自分の中に既にある感覚と響き合ってしまう部分もあるような、極端に言えば、自分の中に予め純然と存在するものと共鳴する「何か」との、その親和性を、そこに感じられたりもしてしまう気がするのだ。――が、それと同時に、その「何か」とは、親和性を感じられようとも絶対、自らの企みから混ぜようとしてしまってはいけない「何か」でもあり。――それなのに、その「何か」に、心がどうしてもどうしようもなく、微かに惹かれ続けてしまうような、どこか「余韻に似たもの」が含まれていたりもして。――それは「おそろしい」あるいは「かなしい」であるにもかかわらず、ということである。
いや、その「どうしても惹かれる」そのこと自体が、「おそろしい」と「かなしい」の要素には含まれている、とでも言えばいいのか。
(「こわい話」や「かなしい歌」が人々に好まれるのはそのせいなのか?)


そういえば、「人為的」でさえなければ、「おそろしい」にも「かなしい」にも――例えばそれが天災であっても、疫病ですらも、――「怒り」は、自分の場合はあまり湧いてこないんだよなあ。(注:あくまでこれは「個人的な感覚としては」の話だが。)
つまり、逆に言うと、「人為的なおそろしい」や「人為的なかなしい」には、人に対する「怒り」も必ずと言っていいほどついてまわってくるので、とにかく近づきたくないのである。――うん、それは一言で言うと「忌避」だと思う。つまりそれらは私にとって「忌み嫌う」対象である。
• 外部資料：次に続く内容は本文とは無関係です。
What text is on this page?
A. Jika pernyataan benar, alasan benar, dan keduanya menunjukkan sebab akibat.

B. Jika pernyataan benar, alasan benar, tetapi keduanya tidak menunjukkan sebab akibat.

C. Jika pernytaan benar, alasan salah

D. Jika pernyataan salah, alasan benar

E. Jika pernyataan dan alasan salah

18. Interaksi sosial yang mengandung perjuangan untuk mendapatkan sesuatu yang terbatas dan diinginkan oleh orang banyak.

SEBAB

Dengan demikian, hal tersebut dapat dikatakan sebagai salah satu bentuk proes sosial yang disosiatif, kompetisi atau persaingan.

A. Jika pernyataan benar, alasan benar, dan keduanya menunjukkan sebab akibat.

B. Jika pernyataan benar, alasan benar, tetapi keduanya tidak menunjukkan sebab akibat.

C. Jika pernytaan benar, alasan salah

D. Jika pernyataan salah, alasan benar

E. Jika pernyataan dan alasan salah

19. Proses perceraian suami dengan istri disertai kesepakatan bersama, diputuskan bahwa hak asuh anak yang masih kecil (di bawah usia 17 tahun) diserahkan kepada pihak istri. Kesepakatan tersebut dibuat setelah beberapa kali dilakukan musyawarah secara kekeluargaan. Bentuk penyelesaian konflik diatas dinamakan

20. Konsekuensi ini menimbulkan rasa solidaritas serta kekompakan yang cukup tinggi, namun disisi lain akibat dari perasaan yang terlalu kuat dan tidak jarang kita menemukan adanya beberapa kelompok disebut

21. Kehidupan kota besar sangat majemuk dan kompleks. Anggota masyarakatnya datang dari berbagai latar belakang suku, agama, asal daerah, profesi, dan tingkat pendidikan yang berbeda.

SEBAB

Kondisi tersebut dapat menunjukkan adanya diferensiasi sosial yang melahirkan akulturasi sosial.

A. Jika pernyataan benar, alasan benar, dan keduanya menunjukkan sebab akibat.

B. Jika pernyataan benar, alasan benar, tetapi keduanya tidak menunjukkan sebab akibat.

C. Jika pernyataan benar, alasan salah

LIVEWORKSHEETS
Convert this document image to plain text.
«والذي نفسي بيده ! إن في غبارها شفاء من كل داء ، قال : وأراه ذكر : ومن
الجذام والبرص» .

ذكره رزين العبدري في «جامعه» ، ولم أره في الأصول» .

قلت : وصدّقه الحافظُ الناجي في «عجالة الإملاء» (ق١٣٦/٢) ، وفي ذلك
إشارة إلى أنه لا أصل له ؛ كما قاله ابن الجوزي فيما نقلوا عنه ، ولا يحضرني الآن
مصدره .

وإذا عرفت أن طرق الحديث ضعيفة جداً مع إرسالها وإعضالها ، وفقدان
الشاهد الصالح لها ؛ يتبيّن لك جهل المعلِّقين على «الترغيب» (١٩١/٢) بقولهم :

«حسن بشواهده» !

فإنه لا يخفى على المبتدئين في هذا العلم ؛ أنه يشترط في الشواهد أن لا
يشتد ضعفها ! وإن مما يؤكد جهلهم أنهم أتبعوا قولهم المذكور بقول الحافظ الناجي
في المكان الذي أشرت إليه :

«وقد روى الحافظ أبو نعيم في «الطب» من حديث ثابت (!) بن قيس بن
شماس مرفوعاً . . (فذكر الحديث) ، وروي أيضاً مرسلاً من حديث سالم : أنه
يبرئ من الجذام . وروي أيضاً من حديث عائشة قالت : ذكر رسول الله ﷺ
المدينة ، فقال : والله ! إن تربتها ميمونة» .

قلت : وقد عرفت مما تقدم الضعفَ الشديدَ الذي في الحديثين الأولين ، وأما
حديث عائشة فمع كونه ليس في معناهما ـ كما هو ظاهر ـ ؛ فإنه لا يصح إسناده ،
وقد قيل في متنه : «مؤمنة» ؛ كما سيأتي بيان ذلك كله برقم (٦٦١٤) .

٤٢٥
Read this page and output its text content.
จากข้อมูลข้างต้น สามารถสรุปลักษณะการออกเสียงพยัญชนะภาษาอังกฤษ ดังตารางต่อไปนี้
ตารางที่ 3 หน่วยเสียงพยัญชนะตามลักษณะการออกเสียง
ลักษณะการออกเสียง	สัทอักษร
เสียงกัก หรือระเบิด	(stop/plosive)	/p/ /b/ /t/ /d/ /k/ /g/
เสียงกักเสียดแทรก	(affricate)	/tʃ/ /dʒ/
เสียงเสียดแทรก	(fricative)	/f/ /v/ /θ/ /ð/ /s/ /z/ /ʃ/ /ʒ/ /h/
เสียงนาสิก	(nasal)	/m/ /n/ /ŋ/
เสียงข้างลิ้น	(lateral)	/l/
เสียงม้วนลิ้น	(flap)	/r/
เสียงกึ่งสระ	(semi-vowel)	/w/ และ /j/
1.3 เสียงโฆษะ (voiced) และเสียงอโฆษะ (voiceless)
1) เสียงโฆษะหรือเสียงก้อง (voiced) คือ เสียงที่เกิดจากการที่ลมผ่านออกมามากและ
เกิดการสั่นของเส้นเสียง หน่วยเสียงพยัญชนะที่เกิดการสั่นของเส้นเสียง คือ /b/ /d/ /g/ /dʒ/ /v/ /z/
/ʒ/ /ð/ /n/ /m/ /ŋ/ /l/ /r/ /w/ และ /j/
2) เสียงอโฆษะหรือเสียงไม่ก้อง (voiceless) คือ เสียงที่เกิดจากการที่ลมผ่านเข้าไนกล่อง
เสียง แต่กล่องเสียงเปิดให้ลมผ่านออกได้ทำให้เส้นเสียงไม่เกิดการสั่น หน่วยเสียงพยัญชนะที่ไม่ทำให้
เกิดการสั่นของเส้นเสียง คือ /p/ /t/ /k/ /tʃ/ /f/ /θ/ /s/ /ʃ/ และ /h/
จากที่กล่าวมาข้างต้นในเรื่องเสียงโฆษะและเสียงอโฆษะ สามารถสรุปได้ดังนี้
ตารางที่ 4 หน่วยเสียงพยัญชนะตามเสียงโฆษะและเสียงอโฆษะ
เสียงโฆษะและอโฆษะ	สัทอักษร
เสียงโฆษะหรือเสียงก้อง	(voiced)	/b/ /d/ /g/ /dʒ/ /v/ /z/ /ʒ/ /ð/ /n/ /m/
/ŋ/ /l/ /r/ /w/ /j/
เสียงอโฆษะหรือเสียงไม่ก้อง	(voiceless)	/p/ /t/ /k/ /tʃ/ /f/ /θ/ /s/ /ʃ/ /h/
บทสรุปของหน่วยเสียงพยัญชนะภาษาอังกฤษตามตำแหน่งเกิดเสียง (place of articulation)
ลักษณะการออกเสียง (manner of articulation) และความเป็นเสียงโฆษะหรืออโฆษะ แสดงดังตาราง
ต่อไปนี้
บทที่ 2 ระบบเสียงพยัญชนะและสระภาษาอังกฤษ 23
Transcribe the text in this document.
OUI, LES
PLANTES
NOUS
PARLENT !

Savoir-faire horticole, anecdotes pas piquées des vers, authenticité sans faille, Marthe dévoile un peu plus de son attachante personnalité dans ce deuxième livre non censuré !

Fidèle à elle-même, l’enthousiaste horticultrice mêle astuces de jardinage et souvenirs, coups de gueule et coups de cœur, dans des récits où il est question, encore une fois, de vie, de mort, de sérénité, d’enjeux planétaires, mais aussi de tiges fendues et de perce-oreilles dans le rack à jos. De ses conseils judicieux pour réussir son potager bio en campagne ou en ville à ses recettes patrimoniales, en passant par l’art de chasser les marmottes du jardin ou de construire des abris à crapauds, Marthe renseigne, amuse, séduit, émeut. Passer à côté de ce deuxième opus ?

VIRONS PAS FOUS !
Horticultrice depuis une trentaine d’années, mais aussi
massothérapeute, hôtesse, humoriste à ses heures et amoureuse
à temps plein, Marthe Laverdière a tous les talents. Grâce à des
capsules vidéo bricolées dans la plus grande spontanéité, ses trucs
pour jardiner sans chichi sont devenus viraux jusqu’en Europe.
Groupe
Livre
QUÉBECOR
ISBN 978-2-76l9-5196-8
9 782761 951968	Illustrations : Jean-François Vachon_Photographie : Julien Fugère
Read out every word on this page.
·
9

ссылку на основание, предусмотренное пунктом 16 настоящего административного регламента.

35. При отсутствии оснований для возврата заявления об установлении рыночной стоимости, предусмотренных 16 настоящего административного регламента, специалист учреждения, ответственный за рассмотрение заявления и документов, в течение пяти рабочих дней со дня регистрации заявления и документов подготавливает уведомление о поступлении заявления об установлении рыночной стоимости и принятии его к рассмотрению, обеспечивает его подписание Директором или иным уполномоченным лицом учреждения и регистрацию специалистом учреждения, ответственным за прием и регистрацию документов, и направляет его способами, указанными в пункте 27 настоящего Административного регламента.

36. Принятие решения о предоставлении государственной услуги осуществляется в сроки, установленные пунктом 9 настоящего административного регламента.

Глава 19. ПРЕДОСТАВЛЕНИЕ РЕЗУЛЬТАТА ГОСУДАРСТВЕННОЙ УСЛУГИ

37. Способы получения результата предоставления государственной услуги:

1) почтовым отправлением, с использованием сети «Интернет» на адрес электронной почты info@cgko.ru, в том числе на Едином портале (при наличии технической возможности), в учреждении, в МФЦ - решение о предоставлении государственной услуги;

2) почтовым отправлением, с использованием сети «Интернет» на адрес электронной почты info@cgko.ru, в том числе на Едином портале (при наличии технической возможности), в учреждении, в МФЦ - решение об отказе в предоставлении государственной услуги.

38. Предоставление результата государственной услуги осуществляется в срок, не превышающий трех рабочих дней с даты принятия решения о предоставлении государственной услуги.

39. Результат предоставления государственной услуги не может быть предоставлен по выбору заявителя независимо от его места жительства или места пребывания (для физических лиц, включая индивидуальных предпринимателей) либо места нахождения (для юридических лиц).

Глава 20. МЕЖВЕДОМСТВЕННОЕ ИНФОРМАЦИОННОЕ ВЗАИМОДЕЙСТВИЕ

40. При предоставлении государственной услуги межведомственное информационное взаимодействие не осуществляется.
「人に対する憎悪」が自分の中に発生するのが、自分にとって、最も嫌なことなのかもしれない。

とにかく、いかなる理由が介在しようとも、そういう対象については、触れたくないし、見たくもないし、できるだけ逃げたいと思っているようである。

これからも、そういう種類の「おそろしい」「かなしい」は、察知でき次第、つかまえられないように、逃げ出す。
少なくとも自ら、(物理的には免れないことでも)「心だけは」遠ざけようとは思っている。